4 Pillsbury Home Baked Classics Frozen Buttermilk Biscuits (from 25oz pkg.)
2 teaspons milk
1/2 teaspoon dried dill weed or thyme

Instructions
Place chicken in 3 1/2 to 4-quart slow cooker. Sprinkle with gravy mix; mix lighly to coat. Top with carrots and mishrooms. Pour broth and wine over top.
Cook; cook on low setting for 5 to 7 hours.
About 30 minutes before serving, add potatoes, peas and pepper to chicken mixture; stir gently to mix.
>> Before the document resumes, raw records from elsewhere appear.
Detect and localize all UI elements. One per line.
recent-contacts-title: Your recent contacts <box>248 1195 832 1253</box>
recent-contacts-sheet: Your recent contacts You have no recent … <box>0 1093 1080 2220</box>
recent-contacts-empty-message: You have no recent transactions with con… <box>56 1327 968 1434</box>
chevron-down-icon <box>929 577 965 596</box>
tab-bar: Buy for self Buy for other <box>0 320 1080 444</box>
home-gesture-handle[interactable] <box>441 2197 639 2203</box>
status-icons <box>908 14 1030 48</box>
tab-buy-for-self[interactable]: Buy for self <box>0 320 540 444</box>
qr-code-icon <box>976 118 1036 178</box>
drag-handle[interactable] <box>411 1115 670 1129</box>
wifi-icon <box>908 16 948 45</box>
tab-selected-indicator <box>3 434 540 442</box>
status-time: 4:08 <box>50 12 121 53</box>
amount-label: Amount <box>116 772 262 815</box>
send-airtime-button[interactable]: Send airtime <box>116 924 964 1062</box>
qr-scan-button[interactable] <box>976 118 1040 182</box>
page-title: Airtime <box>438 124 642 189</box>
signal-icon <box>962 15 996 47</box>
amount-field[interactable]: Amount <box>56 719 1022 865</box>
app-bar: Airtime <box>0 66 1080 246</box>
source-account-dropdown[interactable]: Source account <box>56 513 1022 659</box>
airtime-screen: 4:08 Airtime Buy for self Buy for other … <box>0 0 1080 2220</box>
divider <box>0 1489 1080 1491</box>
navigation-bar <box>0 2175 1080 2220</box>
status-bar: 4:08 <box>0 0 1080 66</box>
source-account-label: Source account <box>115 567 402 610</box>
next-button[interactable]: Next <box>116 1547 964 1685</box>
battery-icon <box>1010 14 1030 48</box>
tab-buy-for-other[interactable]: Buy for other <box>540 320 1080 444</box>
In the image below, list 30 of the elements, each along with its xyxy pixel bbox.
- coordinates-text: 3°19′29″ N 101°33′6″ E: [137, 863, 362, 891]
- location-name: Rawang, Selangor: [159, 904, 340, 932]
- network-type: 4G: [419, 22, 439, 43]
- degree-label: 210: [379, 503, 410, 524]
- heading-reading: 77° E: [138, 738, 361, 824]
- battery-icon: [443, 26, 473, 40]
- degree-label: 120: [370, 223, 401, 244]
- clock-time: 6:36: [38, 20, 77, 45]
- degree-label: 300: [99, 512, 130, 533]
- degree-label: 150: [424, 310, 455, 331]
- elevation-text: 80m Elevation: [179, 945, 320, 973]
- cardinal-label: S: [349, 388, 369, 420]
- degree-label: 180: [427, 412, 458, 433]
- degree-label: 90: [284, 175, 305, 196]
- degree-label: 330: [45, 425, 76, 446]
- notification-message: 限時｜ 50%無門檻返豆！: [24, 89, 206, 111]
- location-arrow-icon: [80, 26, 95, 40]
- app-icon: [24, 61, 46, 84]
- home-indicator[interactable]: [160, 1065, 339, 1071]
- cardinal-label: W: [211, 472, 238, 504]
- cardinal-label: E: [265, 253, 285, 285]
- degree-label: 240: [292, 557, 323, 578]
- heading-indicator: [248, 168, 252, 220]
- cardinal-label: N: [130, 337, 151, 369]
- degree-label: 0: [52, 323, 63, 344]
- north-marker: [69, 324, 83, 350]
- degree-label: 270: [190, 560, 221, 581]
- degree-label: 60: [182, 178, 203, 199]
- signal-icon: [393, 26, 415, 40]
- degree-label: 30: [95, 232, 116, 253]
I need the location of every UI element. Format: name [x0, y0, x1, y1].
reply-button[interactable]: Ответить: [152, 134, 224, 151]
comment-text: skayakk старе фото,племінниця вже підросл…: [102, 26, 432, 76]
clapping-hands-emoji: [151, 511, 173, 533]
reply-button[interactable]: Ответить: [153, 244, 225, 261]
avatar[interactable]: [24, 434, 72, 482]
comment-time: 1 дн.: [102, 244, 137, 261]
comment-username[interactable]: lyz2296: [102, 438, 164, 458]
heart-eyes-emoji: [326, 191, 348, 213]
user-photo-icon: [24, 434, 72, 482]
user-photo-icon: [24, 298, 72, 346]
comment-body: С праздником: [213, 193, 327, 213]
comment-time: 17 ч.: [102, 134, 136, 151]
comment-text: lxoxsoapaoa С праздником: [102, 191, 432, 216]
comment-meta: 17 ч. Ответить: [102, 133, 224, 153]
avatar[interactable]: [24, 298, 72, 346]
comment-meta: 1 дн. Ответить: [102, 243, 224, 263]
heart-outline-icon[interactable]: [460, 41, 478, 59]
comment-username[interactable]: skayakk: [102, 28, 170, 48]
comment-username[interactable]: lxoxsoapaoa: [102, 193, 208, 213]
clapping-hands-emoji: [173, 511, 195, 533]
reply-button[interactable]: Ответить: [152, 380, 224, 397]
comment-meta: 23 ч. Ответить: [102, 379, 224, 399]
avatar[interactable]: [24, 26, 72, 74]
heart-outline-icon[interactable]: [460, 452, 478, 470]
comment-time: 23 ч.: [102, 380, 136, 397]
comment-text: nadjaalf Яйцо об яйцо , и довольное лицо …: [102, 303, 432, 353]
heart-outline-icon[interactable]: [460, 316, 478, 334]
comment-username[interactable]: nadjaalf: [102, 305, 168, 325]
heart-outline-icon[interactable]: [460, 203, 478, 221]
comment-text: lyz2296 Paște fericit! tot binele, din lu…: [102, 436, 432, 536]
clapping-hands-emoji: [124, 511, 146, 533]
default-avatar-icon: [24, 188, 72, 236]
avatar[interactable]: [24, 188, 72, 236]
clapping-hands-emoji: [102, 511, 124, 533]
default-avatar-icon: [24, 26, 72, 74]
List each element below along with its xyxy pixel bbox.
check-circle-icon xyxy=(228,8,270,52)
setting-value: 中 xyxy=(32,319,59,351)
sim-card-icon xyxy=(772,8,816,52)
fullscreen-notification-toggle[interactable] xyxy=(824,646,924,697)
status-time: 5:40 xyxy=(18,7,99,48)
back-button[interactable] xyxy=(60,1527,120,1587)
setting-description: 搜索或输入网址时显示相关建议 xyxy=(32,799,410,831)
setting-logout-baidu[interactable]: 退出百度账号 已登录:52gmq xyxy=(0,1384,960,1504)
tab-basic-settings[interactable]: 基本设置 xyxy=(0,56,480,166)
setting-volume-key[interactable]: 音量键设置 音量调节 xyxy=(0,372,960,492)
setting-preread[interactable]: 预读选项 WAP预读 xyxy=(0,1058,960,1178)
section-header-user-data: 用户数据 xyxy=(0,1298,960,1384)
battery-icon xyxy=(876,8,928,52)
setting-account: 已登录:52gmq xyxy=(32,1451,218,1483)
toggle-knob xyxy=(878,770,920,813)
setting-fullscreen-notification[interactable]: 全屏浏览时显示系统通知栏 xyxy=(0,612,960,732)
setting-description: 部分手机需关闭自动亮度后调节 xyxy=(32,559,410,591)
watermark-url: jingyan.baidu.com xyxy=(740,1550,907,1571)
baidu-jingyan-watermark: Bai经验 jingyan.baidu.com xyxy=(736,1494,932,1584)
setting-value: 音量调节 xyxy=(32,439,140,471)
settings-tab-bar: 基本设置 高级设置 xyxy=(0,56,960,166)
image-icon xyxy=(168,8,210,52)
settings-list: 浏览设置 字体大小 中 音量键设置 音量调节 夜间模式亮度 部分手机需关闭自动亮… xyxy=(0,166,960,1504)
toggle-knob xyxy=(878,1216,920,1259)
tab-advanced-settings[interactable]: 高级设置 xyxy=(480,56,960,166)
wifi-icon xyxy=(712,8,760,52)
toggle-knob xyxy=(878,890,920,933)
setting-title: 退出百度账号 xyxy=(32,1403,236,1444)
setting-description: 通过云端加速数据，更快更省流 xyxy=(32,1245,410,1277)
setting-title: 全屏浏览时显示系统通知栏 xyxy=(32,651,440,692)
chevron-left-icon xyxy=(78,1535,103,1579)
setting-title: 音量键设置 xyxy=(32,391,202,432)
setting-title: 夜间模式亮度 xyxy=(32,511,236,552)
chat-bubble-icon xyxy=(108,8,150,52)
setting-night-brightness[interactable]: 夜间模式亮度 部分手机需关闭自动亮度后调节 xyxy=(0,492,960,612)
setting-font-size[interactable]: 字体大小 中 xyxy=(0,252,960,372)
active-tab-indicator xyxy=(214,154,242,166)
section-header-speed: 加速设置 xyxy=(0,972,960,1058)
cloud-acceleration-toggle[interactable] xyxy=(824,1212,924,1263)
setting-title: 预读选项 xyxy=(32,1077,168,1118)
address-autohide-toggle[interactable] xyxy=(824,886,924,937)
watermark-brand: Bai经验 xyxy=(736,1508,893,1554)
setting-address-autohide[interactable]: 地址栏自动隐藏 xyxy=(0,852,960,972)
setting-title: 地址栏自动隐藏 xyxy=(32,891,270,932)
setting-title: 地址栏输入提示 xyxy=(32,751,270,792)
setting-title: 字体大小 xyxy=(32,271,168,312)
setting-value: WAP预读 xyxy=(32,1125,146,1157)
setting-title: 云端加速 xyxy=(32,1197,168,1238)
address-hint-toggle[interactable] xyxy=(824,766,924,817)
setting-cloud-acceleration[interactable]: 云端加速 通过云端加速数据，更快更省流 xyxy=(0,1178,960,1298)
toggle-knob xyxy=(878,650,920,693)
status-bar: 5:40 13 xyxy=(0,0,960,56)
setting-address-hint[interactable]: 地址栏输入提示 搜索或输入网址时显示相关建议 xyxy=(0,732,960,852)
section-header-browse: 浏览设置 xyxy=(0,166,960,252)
Increase heat setting to high; cover and cook an additional 25 to 30 mins or until peas are tender. Meanwhile, heat over to 375F. Place frozen biscuits on ungreased cookie sheet. Brush tops with milk; sprinkle with dill weed. Bake as directed on package.
To serve, spoon chicken mixture into individual serving bowls. Top each with biscuit.